The FIA World Endurance Championship is at the Nürburgring this weekend for the Six Hours of the Nürburgring, but another FIA World Championship – Formula 1 – has put on its own endurance event in qualifying for tomorrow’s Hungarian Grand Prix.
What’s ordinarily an 18-minute session, Q1, took exactly four times that – 72 minutes – and featured a possibly unprecedented four red flags in the session.
The session was delayed 20 minutes to start owing to heavy rain that swept through the Hungaroring and soaked the track.
Teams then proceeded to get out for one lap of running on Pirelli P Zero full wet tires after the rains lessened, but then the rain came back and it brought out the red flag.
As such, because some teams got their timing better than others, the grid was jumbled:
Once the session restarted after a delay, then the red flags came out again for a series of accidents.

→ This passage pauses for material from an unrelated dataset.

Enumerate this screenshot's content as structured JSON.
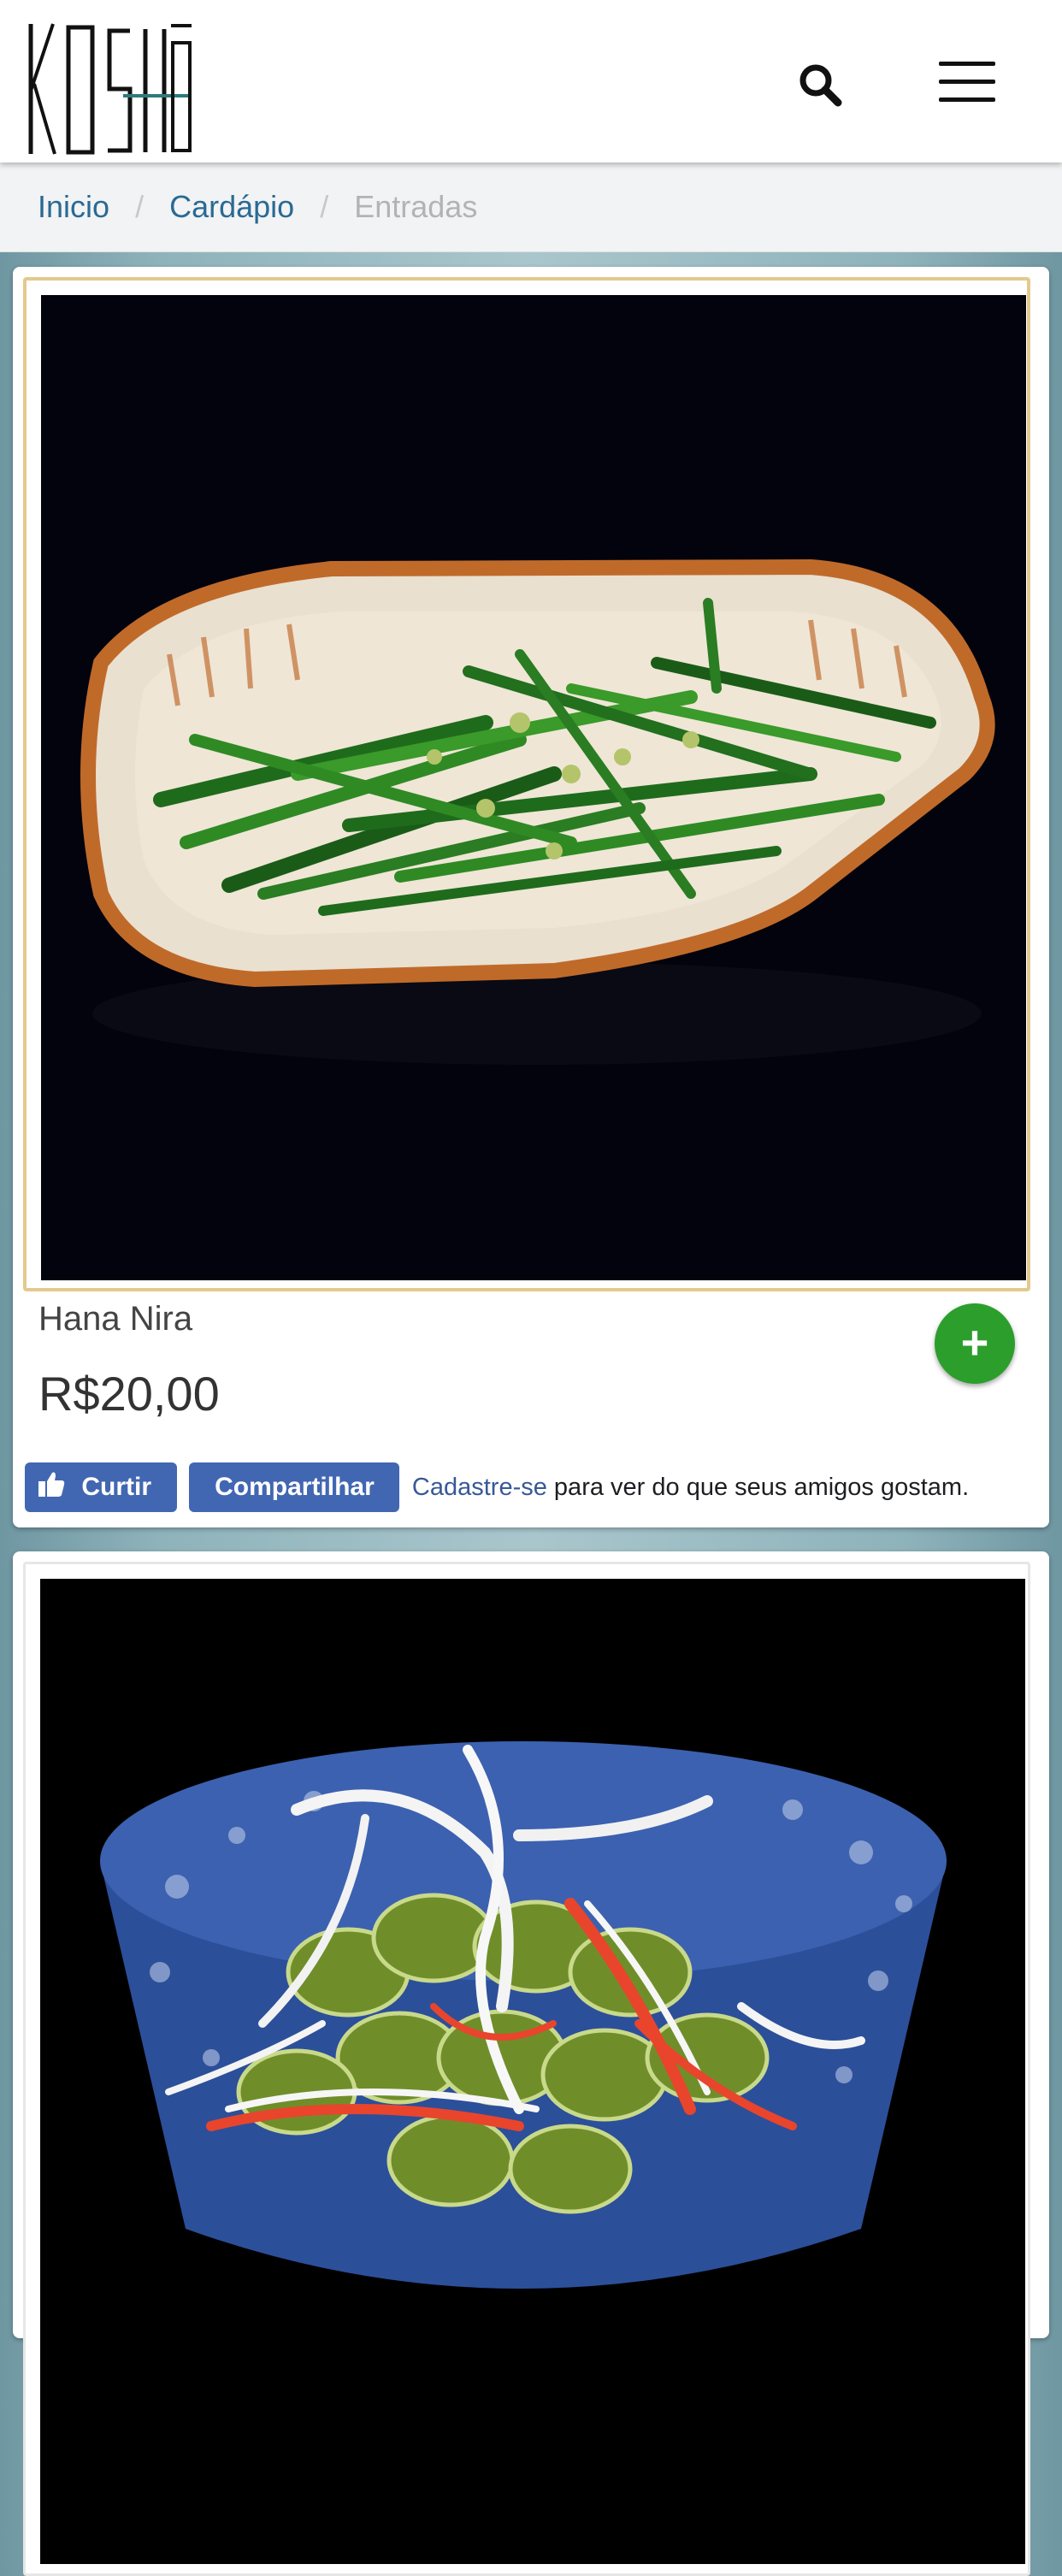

First up was Marcus Ericsson of Sauber, who shunted at Turn 10 and damaged his C35’s right front with nine minutes to go in the session. The Swede was OK and told NBCSN’s Will Buxton it was his mistake, but his session was over.
Ericsson was only the first to make a mistake. Next up was Felipe Massa, who made an arguably brave call to switch from full wets onto intermediates for Williams, then crashed off Turn 4. That occurred with 5:20 left on the 18-minute clock and brought out red flag number three.
“In these conditions you need to get the right tires at the right time,” Massa told Buxton. “I went to inters…and it looked reasonable, but the first lap would be difficult. But it was not me alone. I think it was correct what I did. But I aquaplaned in Turn 4. It was raining a lot. The conditions were not easy.”
After another restart, Rio Haryanto in his Manor capped off the marathon Q1 with a wreck at a near identical place as Ericsson. He shunted the Manor with 1:18 left on the clock, bringing out the fourth red flag of the session and mercifully, the session to an end.
The three drivers who joined Ericsson, Massa and Haryanto in the Q1 drop zone were Haryanto’s teammate Pascal Wehrlein and the pair of Renault F1 drivers, Jolyon Palmer and Kevin Magnussen.